Indonesia and China to develop missiles

Reuters, Jakarta

Indonesia and China will work together to develop short-range guided missiles as ties between the two large Asian countries warm, the official Antara news agency reported on Tuesday.

Research and Technology Minister Kusmayanto Kadiman, quoted by Antara, said the idea had been around since 2002 but was only made concrete when Chinese President Hu Jintao met President Susilo Bambang Yudhoyono in Jakarta last month.

The missile agreement would be signed when Susilo visits China in June or July, Kadiman said, adding that the missiles to be developed with China would have a range of 15-30 kilometers.

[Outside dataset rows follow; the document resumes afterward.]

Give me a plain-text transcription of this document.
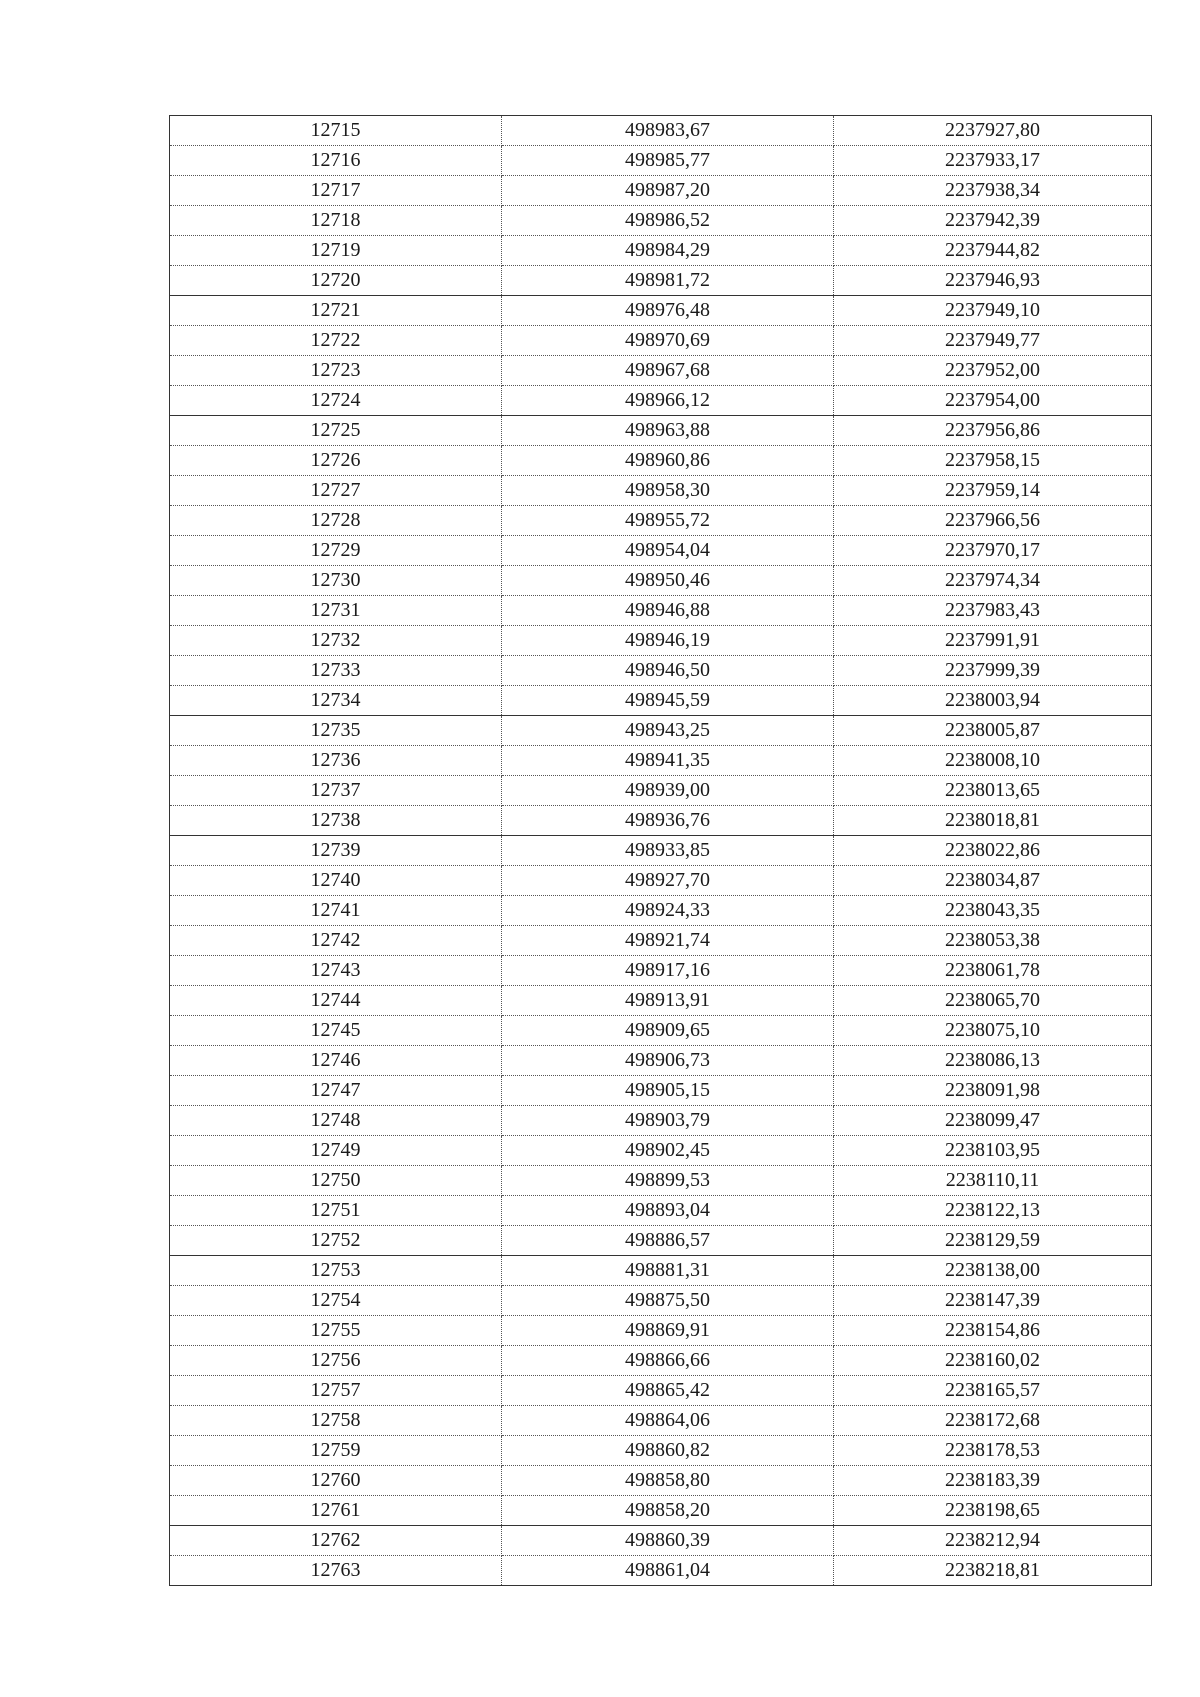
12715	498983,67	2237927,80
12716	498985,77	2237933,17
12717	498987,20	2237938,34
12718	498986,52	2237942,39
12719	498984,29	2237944,82
12720	498981,72	2237946,93
12721	498976,48	2237949,10
12722	498970,69	2237949,77
12723	498967,68	2237952,00
12724	498966,12	2237954,00
12725	498963,88	2237956,86
12726	498960,86	2237958,15
12727	498958,30	2237959,14
12728	498955,72	2237966,56
12729	498954,04	2237970,17
12730	498950,46	2237974,34
12731	498946,88	2237983,43
12732	498946,19	2237991,91
12733	498946,50	2237999,39
12734	498945,59	2238003,94
12735	498943,25	2238005,87
12736	498941,35	2238008,10
12737	498939,00	2238013,65
12738	498936,76	2238018,81
12739	498933,85	2238022,86
12740	498927,70	2238034,87
12741	498924,33	2238043,35
12742	498921,74	2238053,38
12743	498917,16	2238061,78
12744	498913,91	2238065,70
12745	498909,65	2238075,10
12746	498906,73	2238086,13
12747	498905,15	2238091,98
12748	498903,79	2238099,47
12749	498902,45	2238103,95
12750	498899,53	2238110,11
12751	498893,04	2238122,13
12752	498886,57	2238129,59
12753	498881,31	2238138,00
12754	498875,50	2238147,39
12755	498869,91	2238154,86
12756	498866,66	2238160,02
12757	498865,42	2238165,57
12758	498864,06	2238172,68
12759	498860,82	2238178,53
12760	498858,80	2238183,39
12761	498858,20	2238198,65
12762	498860,39	2238212,94
12763	498861,04	2238218,81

China has one of the most advanced missile programs in the region.

As part of the plan, Indonesian scientists would be able to dismantle Chinese missiles and study their systems so Indonesia could produce similar missiles, Kadiman said.

Indonesia does not have a major missile program. The country has also been unable to buy weapons from traditional supplier the United States because of a ban put in place following violence in neighboring East Timor in the 1990s.

For years, the world's most populous Muslim nation has seen its main enemies as internal, such as separatist movements. The warming in ties between Indonesia and China follows a long, uneasy history.

Diplomatic ties were broken in 1967 after Jakarta accused Beijing of backing an attempted coup by the Communist Party of Indonesia. In an anti-communist crackdown that followed the coup, hundreds of thousands of people, mainly ethnic Chinese, were killed.

Relations were not restored until 1990, but intermittent violence against Indonesia's ethnic Chinese community, which arouses public anger in China, had made for a brittle friendship.

Indonesia has said Chinese statistics show annual two-way trade at US$14 billion while Jakarta puts it at $9 billion.